Полина Ивановна, уже не мираж, но вполне земная, действительно, с бликами горящей избы в зрачках, шумно водружает бутыль, и покидает кухню, на сей раз с высоко поднятой головой.
Веснухин вновь наполняет стакан, – Везувий пробуждается. Что скажешь, Арктур?
– Пробуждается, полковник, как есть пробуждается.
Полковник Климкину, – Женщина трудной судьбы. В гневе чрезвычайно опасна. Сравнение с вулканом не случайно. Если повезет, сами сможете убедиться. Бывает, и на улице настигнет. Соседи знают. Уже выучили ее. Ничего, некоторое время продержимся. Продолжайте, Климкин.
– Может быть, я уйду, да и дело с концом?
– Нет, нет. Теперь уже поздно. Теперь уже придется все рассказать. Предлагаю вам все же выпить для храбрости.
Горбунок зажмуривается, набирает полные легкие воздуха, протягивает руку, – Давайте.
– Вот так бы сразу!
Климкин опрокидывает стакан, таращит глаза, закашливается.
Полковник громыхает, – Да разве так я учил? Маленькими глотками, маленькими! Не важно! Все равно молодец! – пьет из горлышка, – Ну, теперь держись! Давай Кузьма, жги!
С этими словами, по-видимому, растратив последний запас энергии, Семен Семенович роняет голову на грудь и погружается в дрему.
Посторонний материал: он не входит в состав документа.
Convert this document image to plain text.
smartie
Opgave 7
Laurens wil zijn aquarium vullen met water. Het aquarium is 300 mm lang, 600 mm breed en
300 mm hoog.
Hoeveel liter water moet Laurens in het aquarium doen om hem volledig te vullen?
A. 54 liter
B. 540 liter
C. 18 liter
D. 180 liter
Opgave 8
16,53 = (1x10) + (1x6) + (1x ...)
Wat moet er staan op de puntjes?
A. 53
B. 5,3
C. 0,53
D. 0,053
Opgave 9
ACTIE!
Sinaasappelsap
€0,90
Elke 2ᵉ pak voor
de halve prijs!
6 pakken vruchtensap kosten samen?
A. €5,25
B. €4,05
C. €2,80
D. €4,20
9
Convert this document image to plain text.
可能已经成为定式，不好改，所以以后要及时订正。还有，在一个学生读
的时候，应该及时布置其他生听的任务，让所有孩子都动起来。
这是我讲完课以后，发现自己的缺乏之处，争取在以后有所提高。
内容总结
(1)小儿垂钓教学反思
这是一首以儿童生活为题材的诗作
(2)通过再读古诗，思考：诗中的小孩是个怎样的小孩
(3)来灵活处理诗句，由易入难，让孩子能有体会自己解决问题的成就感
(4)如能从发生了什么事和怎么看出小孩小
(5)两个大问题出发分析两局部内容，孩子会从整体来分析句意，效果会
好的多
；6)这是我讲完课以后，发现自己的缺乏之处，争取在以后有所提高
Понемногу придя в себя, Горбунок обнаруживает, что кухонька наполнена неземным свечением, а ее мелькающие рябью обитатели, полковник и голова коня – ничто иное, как совесть, и совет, и избавление, и уж теперь великий грех скрывать от них что бы то ни было, ибо материализовались они в его жизни единственно с целью утешить, наставить и повести, – У меня еще полон рюкзак алмазов. Но алмазы – это на потом, для дела. Это не то, что деньги. Другое, совсем другое. Но если нужно, я вам и алмазы отдам. Только скажите. Мне не жалко. Мне для вас ничего не жалко. Вы – славные неиспорченные люди. Потому что кони – это те же люди, только крупнее и мечтательнее, что ли. Хотел бы я встретить живого пегаса, ибо бесконечно верю, что они существуют, и наша встреча еще предстоит. Уверен, что Баллас прячет парочку пегасов. Баллас – это такая Новая Атлантида, я сегодня отведу вас, и Полину Ивановну, и кота, и вы убедитесь, проникнитесь, и вам не захочется возвращаться никогда. Я слышал и прежде, что водка лечит, но как-то не представлялось возможным убедиться. Необыкновенная ясность ума и восторг помыслов.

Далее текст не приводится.